For any $g$ in $\mathbb{Z}/p\mathbb{Z}[x]$ prove that the degree of $f = \gcd(x^p - x, g(x))$ is exactly the number of distinct roots of $g$ in $\mathbb{Z}/p\mathbb{Z}$.
My main problem is that I do not really understand how to approach this problem at all. I am very new to solving proofs and any type of help would be appreciated thank you.
Sometimes, just taking things straightforward can help. You are computing a "greatest common divisor", so understanding the divisors -- that is, the factors -- of $g(x)$ and $x^p - x$ is likely to be very useful, assuming you can say something about them.

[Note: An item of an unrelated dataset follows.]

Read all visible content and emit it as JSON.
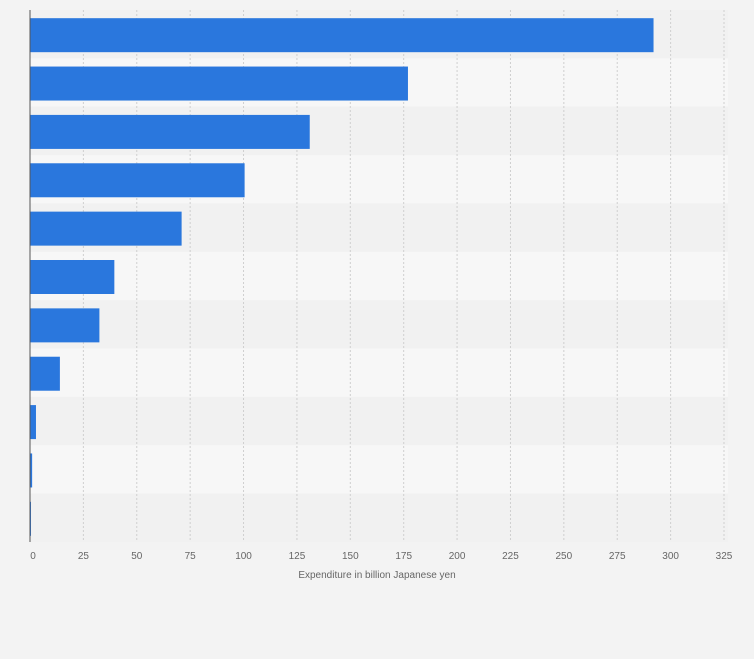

So that's a place to start trying to approach the problem.
You might do research: e.g. your textbook might say something about $x^p - x$ or $\gcd(x^p - x, g(x))$ or maybe just about general polynomials over this field that you could use to solve this problem.
There are surely many different places to start. Pick any of them and try to learn more about the problem: maybe you'll see a path to the solution, or maybe just something interesting or useful, or you might go nowhere at all. You won't know until you try, though.
And you can work backwards: knowing what you are supposed to prove, you can guess as to exactly what the divisors of $x^p -x $ should be (if you don't know already and can't figure it out more directly).